A l’intérieur, le lecteur émerveillé découvrira un déluge de cases magnifiques et très détaillées, s’articulant autour d’un récit multiple qui couvre bien trop de terrain pour que l’on puisse se lancer dans un résumé exhaustif. Les auteurs, Tom et Kim Hutchinson, Kari et Aaron Castor et Brett Cate, nous régalent vraiment avec une histoire complexe, tissée sur plusieurs plans et défilant autant au rythme de l’action présente que des souvenirs épars de Shahrazad, un mystère vivant qui ne se dévoilera jamais vraiment. Pour le moment du moins. J’ai apprécié cette écriture toute particulière, et j’en redemande encore !

 

Venons-en à la vraie perle au milieu de cette coquille nacrée : les dessins. Signés Mike Krome, c’est un ravissement à chaque page, chaque case, chaque moment de lecture et de plongée dans ce style unique et si plein de sensualité et de charme tout comme de violence et de rage, et très détaillé. L’artiste livre une véritable performance que bien peu en vérité sauront rattraper ou même égaler, on est à un niveau frôlant la perfection et encore c’est peu de le dire !

 

Le point faible, c’est qu’il s’agit d’une histoire qui n’a ni début officiel ni fin, c’est un récit parmi bien d’autres à venir sur un personnage qui a vécu une très longue existence bien remplie. Cela pourrait décourager les lecteurs les plus frugaux, même si je pense que ça ne fait jamais de mal de se lancer sans filet parfois. Toujours est-il qu’au sein d’une industrie très calibrée, ça peut déstabiliser et je le comprends. De même, concernant plus particulièrement l’édition française d’Alayone, il eut été bon je pense d’augmenter un chouia la taille de la police d’écriture, mais c’est vraiment pour chipoter.
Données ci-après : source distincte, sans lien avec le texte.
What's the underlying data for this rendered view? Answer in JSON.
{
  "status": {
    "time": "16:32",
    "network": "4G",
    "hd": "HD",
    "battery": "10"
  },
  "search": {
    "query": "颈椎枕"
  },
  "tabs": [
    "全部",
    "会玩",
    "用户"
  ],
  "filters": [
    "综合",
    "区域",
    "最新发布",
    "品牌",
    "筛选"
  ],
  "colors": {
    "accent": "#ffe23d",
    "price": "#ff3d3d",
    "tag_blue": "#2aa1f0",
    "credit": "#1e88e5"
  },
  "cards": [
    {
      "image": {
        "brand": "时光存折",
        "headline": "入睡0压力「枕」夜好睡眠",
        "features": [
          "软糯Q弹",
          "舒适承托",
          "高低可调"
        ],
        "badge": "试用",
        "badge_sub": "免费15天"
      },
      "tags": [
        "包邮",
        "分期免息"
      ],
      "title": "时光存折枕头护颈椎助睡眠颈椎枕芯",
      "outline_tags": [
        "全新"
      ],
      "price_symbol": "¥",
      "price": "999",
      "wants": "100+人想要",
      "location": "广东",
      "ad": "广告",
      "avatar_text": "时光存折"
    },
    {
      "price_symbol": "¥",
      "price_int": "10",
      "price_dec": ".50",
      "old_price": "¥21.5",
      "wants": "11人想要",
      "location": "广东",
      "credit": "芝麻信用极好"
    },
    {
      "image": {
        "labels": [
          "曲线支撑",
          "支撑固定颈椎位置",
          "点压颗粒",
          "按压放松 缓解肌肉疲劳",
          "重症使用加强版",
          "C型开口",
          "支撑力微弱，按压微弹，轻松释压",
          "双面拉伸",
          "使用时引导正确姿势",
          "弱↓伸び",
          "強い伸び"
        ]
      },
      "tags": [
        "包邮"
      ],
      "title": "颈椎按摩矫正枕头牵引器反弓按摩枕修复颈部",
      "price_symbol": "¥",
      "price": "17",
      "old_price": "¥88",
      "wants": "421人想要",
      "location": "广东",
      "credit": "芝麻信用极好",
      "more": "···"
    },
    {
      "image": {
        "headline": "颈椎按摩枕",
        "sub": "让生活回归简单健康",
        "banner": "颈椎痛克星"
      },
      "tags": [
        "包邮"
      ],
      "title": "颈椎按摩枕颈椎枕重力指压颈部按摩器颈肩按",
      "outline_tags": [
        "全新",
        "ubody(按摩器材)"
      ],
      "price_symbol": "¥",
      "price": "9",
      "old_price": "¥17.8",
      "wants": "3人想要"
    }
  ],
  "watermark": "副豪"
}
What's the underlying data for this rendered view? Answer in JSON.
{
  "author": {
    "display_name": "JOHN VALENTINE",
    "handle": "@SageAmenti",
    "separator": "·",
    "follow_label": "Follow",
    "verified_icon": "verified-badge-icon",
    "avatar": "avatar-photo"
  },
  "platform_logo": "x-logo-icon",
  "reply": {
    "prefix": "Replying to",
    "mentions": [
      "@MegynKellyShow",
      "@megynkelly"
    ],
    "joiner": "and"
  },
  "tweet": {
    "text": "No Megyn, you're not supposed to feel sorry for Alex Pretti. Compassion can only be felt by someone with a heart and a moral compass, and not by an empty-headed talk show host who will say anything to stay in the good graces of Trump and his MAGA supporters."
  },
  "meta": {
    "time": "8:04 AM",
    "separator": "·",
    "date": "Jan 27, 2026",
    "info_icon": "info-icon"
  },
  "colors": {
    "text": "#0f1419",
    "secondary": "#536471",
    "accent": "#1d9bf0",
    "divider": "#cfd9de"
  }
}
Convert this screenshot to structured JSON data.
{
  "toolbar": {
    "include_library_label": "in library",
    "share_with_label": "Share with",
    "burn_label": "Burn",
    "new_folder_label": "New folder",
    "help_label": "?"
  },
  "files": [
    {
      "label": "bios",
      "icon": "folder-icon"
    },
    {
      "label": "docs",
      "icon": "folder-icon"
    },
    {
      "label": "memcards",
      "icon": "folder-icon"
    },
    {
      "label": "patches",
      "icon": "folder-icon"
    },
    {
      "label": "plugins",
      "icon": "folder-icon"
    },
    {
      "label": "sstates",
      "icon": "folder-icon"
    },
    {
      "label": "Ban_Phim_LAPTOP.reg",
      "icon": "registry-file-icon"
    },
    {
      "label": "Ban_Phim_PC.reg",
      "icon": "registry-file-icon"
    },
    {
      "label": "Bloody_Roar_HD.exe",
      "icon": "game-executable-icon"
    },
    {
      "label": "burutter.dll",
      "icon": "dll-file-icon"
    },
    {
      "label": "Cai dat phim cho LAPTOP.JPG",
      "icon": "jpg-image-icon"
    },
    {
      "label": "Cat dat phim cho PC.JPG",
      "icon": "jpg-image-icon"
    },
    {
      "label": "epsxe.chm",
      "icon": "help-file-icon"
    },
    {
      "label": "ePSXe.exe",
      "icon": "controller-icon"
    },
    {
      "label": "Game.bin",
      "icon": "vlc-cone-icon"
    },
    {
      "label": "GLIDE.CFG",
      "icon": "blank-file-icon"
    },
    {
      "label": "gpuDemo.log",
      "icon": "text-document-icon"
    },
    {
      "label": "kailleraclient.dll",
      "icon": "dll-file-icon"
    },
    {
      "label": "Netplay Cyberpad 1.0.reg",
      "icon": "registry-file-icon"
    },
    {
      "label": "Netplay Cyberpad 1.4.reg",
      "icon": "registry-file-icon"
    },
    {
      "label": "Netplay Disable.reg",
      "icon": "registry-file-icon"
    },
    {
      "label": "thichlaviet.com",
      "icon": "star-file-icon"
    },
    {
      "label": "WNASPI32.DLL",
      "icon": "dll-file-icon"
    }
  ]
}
Tout le reste est parfait ou peu s’en faut, on a même droit à une galerie complète de couvertures en fin d’album, de quoi s’émerveiller devant les magnifiques réalisations des différents dessinateurs ayant travaillé sur ce projet fou.

 

Si tout va bien, Shahrazad devrait connaître une suite, voire plusieurs je l’espère, et je compte bien qu’Alayone Comics soit au rendez-vous encore une fois avec le même souci de qualité que pour ce premier tome. Aucun regret de m’être lancé dans l’aventure, et je souhaite que ce soit un succès à la hauteur des attentes afin d’encourager ce petit éditeur qui se bouge ! A l’heure actuelle il reste peut-être un tiers des exemplaires imprimés à vendre et trois couvertures disponibles sur les quatre de départ, vous pouvez donc vous aussi rejoindre la partie quand ça vous chante, peut-être en vous faisant un très beau cadeau pour Noël qui sait ! C’est mon coup-de-cœur indépendant du mois de Novembre en tout cas, et je ne peux que vous conseiller de vous jeter dessus tant qu’il en reste, si vous n’avez pas peur de lire quelque chose d’atypique et sortant du lot !

 

Sur ce, je vous laisse vous faire votre propre avis et je vous souhaite une bonne lecture, en espérant vous retrouver bientôt pour un nouvel article !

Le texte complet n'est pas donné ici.